In primo luogo è stato necessario analizzare lo sviluppo della devianza femminile nel corso degli anni. Da ciò sono emerse varie teorie che tentano di giustificare il minor numero di detenute di sesso femminile rispetto al genere maschile. Tuttavia, della minor incidenza statistica della criminalità femminile sono state fornite diverse chiavi interpretative: nessuna delle quali, però, si è rivelata pienamente soddisfacente.
Conseguentemente si è analizzato il profilo specifico della detenuta madre sottolineando l’assoluta povertà di risorse ad esse offerte per non compromettere da un lato, il rapporto genitoriale, e dall’altro lo sviluppo psico-fisico del bambino.

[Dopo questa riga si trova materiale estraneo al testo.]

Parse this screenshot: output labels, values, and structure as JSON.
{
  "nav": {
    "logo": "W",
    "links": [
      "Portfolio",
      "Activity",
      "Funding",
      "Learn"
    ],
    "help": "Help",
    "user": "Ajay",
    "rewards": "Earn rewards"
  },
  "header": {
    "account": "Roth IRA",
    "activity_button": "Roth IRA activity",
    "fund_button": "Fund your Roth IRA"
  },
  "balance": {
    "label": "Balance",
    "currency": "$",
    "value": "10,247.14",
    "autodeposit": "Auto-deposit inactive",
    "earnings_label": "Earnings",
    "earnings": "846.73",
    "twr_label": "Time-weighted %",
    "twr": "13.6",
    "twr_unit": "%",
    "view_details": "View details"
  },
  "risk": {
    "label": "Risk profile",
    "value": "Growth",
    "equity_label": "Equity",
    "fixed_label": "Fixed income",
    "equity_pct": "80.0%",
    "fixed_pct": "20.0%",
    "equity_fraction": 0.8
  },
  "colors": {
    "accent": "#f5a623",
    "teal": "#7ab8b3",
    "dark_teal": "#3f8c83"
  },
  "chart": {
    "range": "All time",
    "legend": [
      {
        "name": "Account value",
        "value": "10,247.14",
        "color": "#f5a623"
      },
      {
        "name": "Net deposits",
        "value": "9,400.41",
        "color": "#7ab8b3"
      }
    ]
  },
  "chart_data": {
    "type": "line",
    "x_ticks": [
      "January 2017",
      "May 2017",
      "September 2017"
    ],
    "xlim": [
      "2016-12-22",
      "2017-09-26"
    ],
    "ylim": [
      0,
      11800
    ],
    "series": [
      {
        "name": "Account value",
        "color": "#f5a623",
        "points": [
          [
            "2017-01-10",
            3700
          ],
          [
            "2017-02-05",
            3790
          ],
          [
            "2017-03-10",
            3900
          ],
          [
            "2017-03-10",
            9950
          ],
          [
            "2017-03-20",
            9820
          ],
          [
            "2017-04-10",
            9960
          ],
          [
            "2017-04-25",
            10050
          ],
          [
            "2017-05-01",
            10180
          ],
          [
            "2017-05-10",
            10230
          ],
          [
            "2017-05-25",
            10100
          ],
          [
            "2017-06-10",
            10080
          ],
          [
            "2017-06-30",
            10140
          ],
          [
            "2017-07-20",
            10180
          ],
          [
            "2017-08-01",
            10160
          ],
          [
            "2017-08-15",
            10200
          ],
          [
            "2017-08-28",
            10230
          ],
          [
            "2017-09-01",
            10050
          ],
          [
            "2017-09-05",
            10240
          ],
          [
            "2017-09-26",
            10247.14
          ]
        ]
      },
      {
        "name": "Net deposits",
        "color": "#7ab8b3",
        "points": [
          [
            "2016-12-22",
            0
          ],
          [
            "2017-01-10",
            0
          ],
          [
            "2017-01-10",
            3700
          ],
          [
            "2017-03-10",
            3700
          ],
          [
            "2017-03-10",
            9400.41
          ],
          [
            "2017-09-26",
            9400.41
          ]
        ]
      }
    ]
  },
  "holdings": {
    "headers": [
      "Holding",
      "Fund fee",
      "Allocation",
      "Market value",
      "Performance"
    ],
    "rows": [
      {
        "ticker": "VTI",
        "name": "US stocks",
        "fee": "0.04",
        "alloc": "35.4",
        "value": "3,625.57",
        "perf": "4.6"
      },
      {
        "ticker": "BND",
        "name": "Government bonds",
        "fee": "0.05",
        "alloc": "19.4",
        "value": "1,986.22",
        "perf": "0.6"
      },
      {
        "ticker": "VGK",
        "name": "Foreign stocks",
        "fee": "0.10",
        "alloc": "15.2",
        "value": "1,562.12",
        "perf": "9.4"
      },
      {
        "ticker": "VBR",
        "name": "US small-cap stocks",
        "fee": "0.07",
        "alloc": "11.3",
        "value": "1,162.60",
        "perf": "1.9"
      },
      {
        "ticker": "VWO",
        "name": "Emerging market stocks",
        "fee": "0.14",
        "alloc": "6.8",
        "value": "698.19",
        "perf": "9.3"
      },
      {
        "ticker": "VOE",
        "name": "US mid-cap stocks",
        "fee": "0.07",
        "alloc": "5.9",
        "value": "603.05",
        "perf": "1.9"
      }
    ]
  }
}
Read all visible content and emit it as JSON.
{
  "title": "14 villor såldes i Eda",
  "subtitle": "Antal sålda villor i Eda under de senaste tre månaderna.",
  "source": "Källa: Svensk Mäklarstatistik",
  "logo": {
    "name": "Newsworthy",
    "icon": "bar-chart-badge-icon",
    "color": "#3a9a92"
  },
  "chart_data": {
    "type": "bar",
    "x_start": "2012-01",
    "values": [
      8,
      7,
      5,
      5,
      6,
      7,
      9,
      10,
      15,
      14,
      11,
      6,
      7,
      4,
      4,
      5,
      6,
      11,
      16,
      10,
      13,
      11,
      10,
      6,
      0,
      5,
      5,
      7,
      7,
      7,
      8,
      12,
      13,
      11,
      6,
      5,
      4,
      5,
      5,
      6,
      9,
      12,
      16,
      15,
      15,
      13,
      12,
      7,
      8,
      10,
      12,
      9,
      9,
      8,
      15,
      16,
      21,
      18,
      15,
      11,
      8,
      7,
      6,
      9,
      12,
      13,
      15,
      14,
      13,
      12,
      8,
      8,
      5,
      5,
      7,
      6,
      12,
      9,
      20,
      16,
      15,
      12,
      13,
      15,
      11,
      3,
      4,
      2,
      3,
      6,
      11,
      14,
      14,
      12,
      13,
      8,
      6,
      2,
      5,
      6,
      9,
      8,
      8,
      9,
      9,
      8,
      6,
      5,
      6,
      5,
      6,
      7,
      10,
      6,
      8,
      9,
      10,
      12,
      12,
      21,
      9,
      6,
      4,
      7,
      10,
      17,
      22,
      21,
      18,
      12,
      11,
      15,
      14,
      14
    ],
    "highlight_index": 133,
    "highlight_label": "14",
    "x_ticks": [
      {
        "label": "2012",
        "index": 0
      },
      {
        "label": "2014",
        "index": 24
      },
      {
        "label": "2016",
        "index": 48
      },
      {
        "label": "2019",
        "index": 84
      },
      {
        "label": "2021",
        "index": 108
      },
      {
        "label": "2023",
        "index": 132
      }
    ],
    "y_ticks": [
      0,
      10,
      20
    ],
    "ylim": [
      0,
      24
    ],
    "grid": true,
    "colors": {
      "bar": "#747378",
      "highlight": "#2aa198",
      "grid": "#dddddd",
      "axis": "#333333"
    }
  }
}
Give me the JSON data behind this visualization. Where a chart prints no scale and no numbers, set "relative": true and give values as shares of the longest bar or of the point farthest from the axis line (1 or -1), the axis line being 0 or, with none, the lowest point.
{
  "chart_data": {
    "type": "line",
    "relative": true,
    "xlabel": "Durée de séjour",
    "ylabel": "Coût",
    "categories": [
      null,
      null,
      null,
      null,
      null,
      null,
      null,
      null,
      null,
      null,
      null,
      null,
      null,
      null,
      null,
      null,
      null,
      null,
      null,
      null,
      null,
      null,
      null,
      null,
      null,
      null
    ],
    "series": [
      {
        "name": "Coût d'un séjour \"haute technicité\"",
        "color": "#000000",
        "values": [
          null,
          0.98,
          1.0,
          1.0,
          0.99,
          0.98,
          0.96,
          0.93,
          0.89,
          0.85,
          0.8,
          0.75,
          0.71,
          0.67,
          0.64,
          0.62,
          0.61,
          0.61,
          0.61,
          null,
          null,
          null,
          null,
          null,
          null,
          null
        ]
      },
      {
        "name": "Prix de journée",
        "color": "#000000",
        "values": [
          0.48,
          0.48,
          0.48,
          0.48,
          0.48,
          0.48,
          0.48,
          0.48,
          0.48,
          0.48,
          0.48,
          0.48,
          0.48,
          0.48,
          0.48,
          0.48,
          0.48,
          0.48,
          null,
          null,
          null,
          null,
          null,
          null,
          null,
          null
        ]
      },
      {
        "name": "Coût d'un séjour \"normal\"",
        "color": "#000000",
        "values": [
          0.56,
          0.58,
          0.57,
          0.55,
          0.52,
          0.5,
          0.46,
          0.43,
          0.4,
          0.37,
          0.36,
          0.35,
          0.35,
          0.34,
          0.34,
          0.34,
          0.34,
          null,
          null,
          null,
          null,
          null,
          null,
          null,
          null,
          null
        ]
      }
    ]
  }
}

In secondo luogo si analizza il susseguirsi della legislazione nazionale e internazionale in tema di detenuta madre, dalla legge di ordinamento penitenziario alla legge Gozzini, alla legge Simeone-Saraceni, dalla legge Finocchiaro alla legge n.62/2011. Il problema del rapporto genitore detenuto-figlio è sempre stato oggetto di attenzione da parte del legislatore che ha cercato di cambiare in meglio la condizione critica che queste persone si trovano ad affrontare. Emerge un quadro tanto complesso quanto confuso, ancora inadatto a gestire nel migliore dei modi tale problema.
In terzo luogo si analizzano le misure alternative e i benefici che sono concessi, a particolari condizioni, alle detenute madri. Ancora una volta troppi dubbi e troppe contradizioni caratterizzano tali istituti che, al contrario, dovrebbero assicurare quanto più possibile un “normale” rapporto genitoriale.
Infine, l’ultimo capitolo è volto al confronto tra due realtà differenti: quella della detenuta con il figlio in cella con conseguente riferimento allo sviluppo del bambino nel contesto carcerario, e quella della detenuta con il figlio presso l’ICAM di Milano.
Vi è stata l’occasione di toccare con mano la situazione delle detenute-madri presso l’ICAM di Milano. Un edificio che non rispecchia, dal punto di vista strutturale, un istituto detentivo. Pareti colorate, agenti senza la divisa, educatrici qualificate e le tante attività sia per la madre che per suo figlio, fanno sì che non venga compromesso lo sviluppo psico-fisico dei bambini. Tutto ciò, invece, non accade negli istituti di pena classicamente intesi.
Se l’Italia avesse a cuore le sorti di questi bambini, darebbe loro la possibilità di crescere insieme alla madri in un luogo diverso dalla prigione. Perché mettere la certezza della pena davanti al diritto di un bambino di crescere sereno? Va trovata una via d’uscita, una soluzione che possa assicurare una condizione di maternità quanto più possibile vicino alla normalità.
Il lavoro in questione dunque si propone di ripercorrere le tappe storiche-normative di una vicenda complessa e delicata come questa, analizzandone i profili attinenti.